Armutsbericht der Bundesregierung:
Bund für Geistesfreiheit fordert Eigenbeitrag der Kirchen zur Linderung der Armut

Der Bund für Geistesfreiheit Bayern (bfg), als Körperschaft des öffentlichen Rechts den Kirchen rechtlich gleichgestellt, fordert die Kirchen auf, nicht nur die Bundesregierung zu kritisieren, sondern auch selbst einen konstruktiven Beitrag zur Verringerung der Armut zu leisten. Immerhin sind die beiden Kirchen mit weitem Abstand die reichsten Organisationen in Deutschland und haben daher die Möglichkeit, nicht nur anderen Ratschläge zu erteilen, sondern auch selbst etwas zu tun. Konkret bieten sich dafür drei Möglichkeiten an:

1. Jede der beiden Kirchen verfügt in Deutschland über einen Grundbesitz von mindestens 4.500 Quadratkilometern. Das entspricht der Fläche der Stadtstaaten Berlin, Hamburg und Bremen/Bremerhaven plus dem Saarland. Ein erheblicher Teil des Grundes liegt in den Zentren von Großstädten und ist mit wertvollen Immobilien bestückt, die längst nicht nur sakralen Zwecken dient.
Nach unwidersprochenen Berichten diverser Informationsdienste und Nachrichtenmagazine nehmen die Kirchen jährlich mindestens 5,1 Milliarden DM an Mieten, Pachten, Zinsen und Dividenden ein (r.k. Kirche 2,8 Mrd., ev. 2,3 Mrd.), die sie zum allergrößten Teil gar nicht in ihren Haushalten ausweisen. Der
Bund für Geistesfreiheit fordert die beiden großen Kirchen auf, aus diesen Einnahmen sowie dem Verkauf von Immobilien ohne Schwierigkeiten jährlich eine Milliarde DM für die Linderung der Armut zur Verfügung stellen.
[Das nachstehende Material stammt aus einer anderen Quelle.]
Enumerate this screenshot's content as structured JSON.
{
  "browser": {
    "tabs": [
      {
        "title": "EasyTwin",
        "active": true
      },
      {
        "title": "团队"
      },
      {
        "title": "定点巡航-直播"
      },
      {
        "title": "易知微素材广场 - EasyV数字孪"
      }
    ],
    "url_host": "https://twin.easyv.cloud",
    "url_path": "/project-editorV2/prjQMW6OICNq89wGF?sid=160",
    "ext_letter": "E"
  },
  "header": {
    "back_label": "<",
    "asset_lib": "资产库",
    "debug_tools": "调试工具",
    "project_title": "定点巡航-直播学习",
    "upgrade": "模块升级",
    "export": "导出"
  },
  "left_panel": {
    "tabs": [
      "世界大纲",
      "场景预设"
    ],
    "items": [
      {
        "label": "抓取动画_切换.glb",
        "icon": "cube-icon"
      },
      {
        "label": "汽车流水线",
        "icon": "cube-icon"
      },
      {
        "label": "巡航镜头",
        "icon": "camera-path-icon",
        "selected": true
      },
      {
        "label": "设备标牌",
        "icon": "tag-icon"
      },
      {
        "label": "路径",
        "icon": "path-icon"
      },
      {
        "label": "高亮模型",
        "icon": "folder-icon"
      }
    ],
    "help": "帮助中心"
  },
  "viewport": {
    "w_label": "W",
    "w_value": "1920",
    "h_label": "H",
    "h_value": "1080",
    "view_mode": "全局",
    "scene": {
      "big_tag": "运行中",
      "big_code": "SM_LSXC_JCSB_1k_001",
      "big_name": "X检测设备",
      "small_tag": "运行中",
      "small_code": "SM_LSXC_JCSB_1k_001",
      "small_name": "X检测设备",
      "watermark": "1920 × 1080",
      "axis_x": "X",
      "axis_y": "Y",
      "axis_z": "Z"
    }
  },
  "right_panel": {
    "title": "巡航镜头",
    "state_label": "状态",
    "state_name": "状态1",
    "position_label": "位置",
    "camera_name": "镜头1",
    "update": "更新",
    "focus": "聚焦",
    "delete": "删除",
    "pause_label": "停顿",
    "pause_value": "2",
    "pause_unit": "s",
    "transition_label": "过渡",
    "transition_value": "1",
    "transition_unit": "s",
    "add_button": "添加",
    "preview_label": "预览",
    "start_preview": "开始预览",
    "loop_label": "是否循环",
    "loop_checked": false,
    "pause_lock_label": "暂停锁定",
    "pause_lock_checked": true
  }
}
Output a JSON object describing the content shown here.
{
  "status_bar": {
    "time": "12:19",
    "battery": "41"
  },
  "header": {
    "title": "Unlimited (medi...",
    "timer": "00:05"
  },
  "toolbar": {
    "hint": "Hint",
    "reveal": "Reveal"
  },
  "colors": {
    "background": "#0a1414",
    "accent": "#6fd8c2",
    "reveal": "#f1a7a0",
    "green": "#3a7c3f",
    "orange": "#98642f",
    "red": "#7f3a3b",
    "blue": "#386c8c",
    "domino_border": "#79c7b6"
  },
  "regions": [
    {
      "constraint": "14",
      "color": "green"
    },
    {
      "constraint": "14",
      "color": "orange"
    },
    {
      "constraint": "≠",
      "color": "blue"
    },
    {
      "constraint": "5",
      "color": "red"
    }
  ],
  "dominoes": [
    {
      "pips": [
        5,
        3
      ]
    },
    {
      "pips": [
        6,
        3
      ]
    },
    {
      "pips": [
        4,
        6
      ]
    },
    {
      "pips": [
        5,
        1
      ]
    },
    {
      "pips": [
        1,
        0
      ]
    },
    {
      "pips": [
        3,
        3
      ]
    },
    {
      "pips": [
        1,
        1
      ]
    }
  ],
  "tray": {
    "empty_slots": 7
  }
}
2. Von ihren Kirchensteuer-Einnahmen in Höhe von 17 Milliarden DM verwenden die Kirchen nur etwa 1,5 Mrd. für öffentliche soziale Zwecke, also weniger als 10 Prozent. Andererseits subventioniert der Staat die rein innerkirchlichen Angelegenheiten mit einem Betrag von jährlich rund 15 Milliarden DM, also etwa zehnmal so viel.
Der
Bund für Geistesfreiheit fordert die beiden großen Kirchen auf, zumindest auf die sachlich ohnehin fragwürdigen Staatsleistungen („Konkordatsleistungen“) in Höhe von 1,6 Milliarden DM zu verzichten - unter der Auflage, dass die davon betroffenen Bundesländer den eingesparten Betrag gezielt für die Armutsbekämpfung verwenden.

3. Die Kirchensteuer ist in voller Höhe steuerlich absetzbar. Das bedeutet, dass letztlich der Staat, über den Umweg des dadurch bedingten Steuerausfalls, mehr als ein Viertel der Kirchensteuer bezahlt, obwohl weit weniger als die Hälfte gemeinnützigen Zwecken zufließt.
Der
Bund für Geistesfreiheit fordert die beiden großen Kirchen zur Zustimmung auf, dass die Kirchensteuer nur noch zur Hälfte absetzungsfähig sein soll - unter der Auflage, dass der Staat die dadurch zu erzielenden Mehreinnahmen von 2,2 Milliarden DM gezielt für die Armutsbekämpfung verwendet.

(Anm.: Diese 2,2 Mrd. zahlen nicht die Kirchen, sondern die einzelnen Kirchensteuerzahler erhalten diese Summe nicht mehr vom Staat erstattet.)